Hey, you know that Cthluhu dude? That guy’s meant to make the ocean super scary, especially for white people. There could be anything down there in the ocean, like an existential threat to all of humanity that’s just waiting for a byproduct of human activity to render all life on earth permanently unsustainable, in the name of the worship of something profane and unnatural!
Lovecraft was a cop!
Thing is, he was scared of the ocean and didn’t have a clue what was actually in the ocean. Want to know why? Because if he did know about it, he’d have written about the much scarier things that are really there!
Here are five reasons the ocean is fucking terrifying!
Content warnings: Body horror, deep water, real big things! No pictures, because there’s a lot of AAAAA here.
1. You Don’t Know How Big A Walrus Is
It’s just a thing about how our brains work that we orient ourselves around a perception of scale rather than actual scale. What this means is that when something is about big enough for you to put it in your hands, your brain is decent at estimating and tracking its size, but when it comes to things that you do not see very often and which you do not see up close, you just tend to short the hell out when it comes time to see how big it is.
As an example, think about how big a cow is. Now, without looking it up, is a Walrus bigger or smaller than that? Bear in mind that a Walrus is a territorial creature that form in large groups on the coastline, and it might be super pressing to make sure you don’t mess this one up and know how big they are. Okay. Got your answer?
If you thought ‘a walrus is about as big as a cow’ or ‘a walrus is a bit bigger than a cow’ you’re off by a lot. Walruses are about twice as long as cows. Walruses are enormous and your roly poly meat brain inside your head doesn’t know how to handle that so it just goes ‘uhh well, maybe-‘
oh and bonus, that cow you envisioned is probably smaller than an actual cow is.
2. Goblin Sharks
This is just a small detail, but one of the things we have as bone-having adults on a airy surface of the world, is support from our skeletons which means when we see other animals we kinda just assume they have them too.
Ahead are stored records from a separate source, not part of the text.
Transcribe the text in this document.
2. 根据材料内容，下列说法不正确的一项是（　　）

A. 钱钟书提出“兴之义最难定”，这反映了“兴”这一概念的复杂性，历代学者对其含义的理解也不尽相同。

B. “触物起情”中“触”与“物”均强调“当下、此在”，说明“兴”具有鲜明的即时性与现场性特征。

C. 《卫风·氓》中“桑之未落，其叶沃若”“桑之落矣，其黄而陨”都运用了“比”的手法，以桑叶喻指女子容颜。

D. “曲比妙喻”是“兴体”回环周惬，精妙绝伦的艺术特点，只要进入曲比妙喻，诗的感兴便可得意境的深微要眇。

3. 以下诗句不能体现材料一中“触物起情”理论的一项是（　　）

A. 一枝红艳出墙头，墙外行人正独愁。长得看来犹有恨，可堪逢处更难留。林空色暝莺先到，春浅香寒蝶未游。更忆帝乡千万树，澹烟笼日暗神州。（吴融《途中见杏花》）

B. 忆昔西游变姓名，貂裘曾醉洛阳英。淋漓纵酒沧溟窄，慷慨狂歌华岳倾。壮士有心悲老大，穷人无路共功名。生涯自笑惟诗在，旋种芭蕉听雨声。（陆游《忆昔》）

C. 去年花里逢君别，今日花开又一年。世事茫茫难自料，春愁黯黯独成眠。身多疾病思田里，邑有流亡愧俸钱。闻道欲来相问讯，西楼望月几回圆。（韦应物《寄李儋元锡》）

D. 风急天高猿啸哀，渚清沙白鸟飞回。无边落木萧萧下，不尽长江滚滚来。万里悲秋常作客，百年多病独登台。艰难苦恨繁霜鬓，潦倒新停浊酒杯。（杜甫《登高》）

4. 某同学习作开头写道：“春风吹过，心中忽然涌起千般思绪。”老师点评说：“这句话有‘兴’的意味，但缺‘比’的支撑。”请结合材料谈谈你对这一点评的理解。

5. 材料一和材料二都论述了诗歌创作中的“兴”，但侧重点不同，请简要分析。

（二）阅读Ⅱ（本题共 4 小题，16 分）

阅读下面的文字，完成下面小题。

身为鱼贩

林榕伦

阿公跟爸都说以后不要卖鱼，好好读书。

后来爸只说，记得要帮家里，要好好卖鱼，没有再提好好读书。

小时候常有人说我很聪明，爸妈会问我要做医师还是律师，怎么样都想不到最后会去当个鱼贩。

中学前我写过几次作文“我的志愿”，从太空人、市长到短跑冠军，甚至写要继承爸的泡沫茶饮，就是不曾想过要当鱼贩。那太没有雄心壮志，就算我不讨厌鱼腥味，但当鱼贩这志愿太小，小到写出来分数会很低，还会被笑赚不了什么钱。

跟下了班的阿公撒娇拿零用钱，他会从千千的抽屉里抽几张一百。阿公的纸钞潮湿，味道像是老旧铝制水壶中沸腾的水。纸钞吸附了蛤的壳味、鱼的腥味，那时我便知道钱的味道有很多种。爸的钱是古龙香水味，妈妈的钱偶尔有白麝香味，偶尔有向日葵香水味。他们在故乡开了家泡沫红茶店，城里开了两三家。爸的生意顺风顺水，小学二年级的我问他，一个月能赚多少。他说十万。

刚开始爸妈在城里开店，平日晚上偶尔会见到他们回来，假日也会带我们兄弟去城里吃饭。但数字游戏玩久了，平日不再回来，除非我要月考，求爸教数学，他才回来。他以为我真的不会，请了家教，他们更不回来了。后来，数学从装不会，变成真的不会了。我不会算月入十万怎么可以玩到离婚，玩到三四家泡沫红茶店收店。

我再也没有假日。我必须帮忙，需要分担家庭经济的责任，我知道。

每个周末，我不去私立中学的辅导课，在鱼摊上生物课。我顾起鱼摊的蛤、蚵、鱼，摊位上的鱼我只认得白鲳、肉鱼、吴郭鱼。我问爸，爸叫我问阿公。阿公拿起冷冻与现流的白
Even insects, which don’t have them still give us the illusion of it by having their structural support on the outside, thanks to their exoskeletons.
When you encounter an animal that doesn’t really have a skeleton but still looks like something that should have it, the unsettling result is the godless monster known as a goblin shark, which can basically yank its jaw out of its spot and throw it at you. You know the way you thought venus fly traps worked back when you were a little kid? They actually work like that, and they’re fucking sharks.
3. The Bottom Is Like A Graveyard
Okay, so the ocean bottom is deep. And the further down you go, the more you get to stuff that looks more like the surface of the moon than under the water near your local beach. When you get deep and dark, there’s not even a lot of microbial life munching away on things. Corpses that fall down to the bottom of the ocean, if they’re not snatched up by something on the way down, they’re often just laying there in the sand.
Corpses lay there for months as eventually things like deep sea isopods find them and slowly turn them from meaty corpses into skeletons. and then the skeletons just… stay there. If a tree falls in the ocean and sinks, nobody down there knows how to eat it! So it just… stays there, because the combination of cold and pressure keeps it from rotting much!
4. There’s Force Fem Crab Parasites
Okay, so there’s this thing? Called a sacculina. Don’t google it right now, just trust me, you don’t want diagrams. They’re a family of ‘parasitic castrators’ which latch onto a crab of an appropriate type, wedge their way into the body, connect their bloodstreams to the crab’s, then hijacks the crab’s entire life cycle to make that crab find another crab with the same parasite of the opposite sex. The parasites mate, then make the crab take care of the infant. If the crab doesn’t have the correct sex organs for what the parasites want in their hijacking, they use fake crab hormones to transform the crab.
In several crab populations, this parasite can have an infection rate of 50%. That is, about half the crabs are being puppeteered by crab hoo-hah parasites.
Remember, don’t google these.
There’s uh, there’s a bug? Like you know a pillbug, that kinda bug? They’re called isopods. They’re not quite millipedey, but similar.
Now imagine one the size of your fist in your mouth.
Oh, you don’t have room for that?
Well, what if it made room for it by killing your tongue, so it shrunk down and flaccidly hung in your mouth, deprived of blood that you were now pumping into the isopod that sat in your mouth like it was a carnival stand, and every time you opened wide it waved its little feelers as if to say step right up!
The isopods have eyes.
These are widespread parasites in the waters of the Atlantic. They infest fish only (seriously), going in through the gills, replacing the tongue and then consuming food the host bothers to hunt. And, I can’t stress this enough, they have eyes.
There are fish, who when they open their mouths, you can see their tongues.
And their tongues have eyes.
And they look at you.
All of these things I’ve mentioned are meaninglessly harmless to you and your life. But they are good and spooky, and recognising the interesting variety of the world while also grappling with the ways it makes us feel unsettled is one of the ways horror tells us about ourselves.